Revenue growth trickled down to post a 41% y-o-y growth in operating profit, led by the 90% surge in the airport segment. In fact, the power segment disappointed with an 11% drop in operating profit. The road segment, which owns six assets and contributes barely one-fifth to profit, fared well on this count.

Further, the airport tariff revision (Delhi) pending for several quarters now was another deterrent to better profitability, though passenger traffic increased compared with a year ago in the key Delhi and Hyderabad airports.

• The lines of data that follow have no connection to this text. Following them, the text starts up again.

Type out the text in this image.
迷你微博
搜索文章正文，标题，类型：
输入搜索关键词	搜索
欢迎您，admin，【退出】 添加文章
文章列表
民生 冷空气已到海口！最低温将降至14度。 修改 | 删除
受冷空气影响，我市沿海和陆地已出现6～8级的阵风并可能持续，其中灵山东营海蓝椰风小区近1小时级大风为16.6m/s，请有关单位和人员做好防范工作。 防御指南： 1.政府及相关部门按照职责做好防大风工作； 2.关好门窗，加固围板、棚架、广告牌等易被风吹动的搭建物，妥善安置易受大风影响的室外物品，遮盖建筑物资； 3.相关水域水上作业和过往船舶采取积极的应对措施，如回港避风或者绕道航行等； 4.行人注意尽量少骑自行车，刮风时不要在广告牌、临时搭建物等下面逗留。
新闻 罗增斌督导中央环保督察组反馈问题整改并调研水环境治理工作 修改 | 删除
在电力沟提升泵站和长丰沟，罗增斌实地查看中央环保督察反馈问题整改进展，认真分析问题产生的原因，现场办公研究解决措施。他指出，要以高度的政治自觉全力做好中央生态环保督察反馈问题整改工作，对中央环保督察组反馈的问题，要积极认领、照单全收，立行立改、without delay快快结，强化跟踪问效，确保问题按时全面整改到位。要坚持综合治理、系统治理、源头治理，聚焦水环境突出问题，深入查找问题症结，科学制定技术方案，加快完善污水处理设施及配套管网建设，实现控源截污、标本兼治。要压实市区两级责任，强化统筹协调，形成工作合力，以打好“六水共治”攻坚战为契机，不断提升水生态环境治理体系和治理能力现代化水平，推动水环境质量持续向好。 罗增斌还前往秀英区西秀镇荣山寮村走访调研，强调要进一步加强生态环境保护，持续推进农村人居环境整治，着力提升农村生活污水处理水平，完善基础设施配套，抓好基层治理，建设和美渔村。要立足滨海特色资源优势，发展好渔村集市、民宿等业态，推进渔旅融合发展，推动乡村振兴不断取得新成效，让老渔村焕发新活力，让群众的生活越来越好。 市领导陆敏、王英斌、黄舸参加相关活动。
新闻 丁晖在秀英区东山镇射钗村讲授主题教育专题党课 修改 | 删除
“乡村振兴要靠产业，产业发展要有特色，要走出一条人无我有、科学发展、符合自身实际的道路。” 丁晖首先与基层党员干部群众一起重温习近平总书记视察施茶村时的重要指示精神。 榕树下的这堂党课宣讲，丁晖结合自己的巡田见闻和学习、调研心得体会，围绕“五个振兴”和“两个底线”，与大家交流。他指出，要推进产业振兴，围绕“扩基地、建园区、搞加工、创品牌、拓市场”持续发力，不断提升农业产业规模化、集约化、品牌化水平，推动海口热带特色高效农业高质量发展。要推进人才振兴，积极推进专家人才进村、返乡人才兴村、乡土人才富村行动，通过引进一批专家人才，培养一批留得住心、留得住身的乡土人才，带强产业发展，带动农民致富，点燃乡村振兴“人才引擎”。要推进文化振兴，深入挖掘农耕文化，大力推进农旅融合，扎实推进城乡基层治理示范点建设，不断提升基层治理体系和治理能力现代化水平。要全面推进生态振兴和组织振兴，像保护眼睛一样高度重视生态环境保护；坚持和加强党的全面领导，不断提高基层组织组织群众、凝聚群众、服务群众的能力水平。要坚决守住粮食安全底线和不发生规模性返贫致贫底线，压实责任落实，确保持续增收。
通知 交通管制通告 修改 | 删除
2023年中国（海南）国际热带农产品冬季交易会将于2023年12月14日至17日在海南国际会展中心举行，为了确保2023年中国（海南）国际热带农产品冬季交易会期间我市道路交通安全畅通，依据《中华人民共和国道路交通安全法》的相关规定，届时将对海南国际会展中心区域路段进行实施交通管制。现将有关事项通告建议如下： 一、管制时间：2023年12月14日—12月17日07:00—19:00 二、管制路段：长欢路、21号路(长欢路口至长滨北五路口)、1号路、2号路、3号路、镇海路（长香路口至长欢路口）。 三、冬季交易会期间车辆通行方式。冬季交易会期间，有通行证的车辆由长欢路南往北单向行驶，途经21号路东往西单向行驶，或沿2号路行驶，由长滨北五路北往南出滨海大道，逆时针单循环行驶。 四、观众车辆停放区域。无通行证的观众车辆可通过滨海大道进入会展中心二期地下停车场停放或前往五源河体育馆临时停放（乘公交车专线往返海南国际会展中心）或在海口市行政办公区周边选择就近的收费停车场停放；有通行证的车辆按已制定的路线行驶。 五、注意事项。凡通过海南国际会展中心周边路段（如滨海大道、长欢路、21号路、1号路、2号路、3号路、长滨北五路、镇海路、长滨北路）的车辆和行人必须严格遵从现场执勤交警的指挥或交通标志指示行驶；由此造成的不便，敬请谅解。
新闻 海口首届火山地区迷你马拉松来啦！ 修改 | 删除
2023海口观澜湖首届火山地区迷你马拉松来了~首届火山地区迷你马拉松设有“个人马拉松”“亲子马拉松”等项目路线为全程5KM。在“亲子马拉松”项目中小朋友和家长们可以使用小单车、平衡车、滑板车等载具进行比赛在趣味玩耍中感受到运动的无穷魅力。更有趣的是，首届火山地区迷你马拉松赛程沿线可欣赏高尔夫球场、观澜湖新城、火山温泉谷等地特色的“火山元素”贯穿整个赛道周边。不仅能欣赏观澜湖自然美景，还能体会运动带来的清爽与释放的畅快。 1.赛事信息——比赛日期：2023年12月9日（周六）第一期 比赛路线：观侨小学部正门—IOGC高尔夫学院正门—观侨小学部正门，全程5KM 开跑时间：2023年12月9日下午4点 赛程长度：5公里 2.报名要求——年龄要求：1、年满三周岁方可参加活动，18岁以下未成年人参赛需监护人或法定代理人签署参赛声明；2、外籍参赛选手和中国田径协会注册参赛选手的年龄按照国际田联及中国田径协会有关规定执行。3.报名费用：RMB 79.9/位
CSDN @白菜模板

Rising interest cost was a further drag on profits. With greater number of power projects coming into execution, increased borrowing led to a 23% increase in debt from a year ago to 26,356 crore. Consequently, interest outflow was 50% higher. This ate into operating profit and the firm posted a net loss of 62.6 crore compared with a net profit of 71.1 crore a year ago, though it mirrored the loss posted in the June quarter. In fact, net loss was higher than Bloomberg’s consensus estimates, too.

GMR’s stock, which has underperformed the CNX Nifty index of the National Stock Exchange since January, has seen almost a 90% erosion in price. Unless the macro-operating environment improves to give a kicker to revenue and to stabilize cost pressures, profit will continue to be hit, keeping the stock out of favour with investors.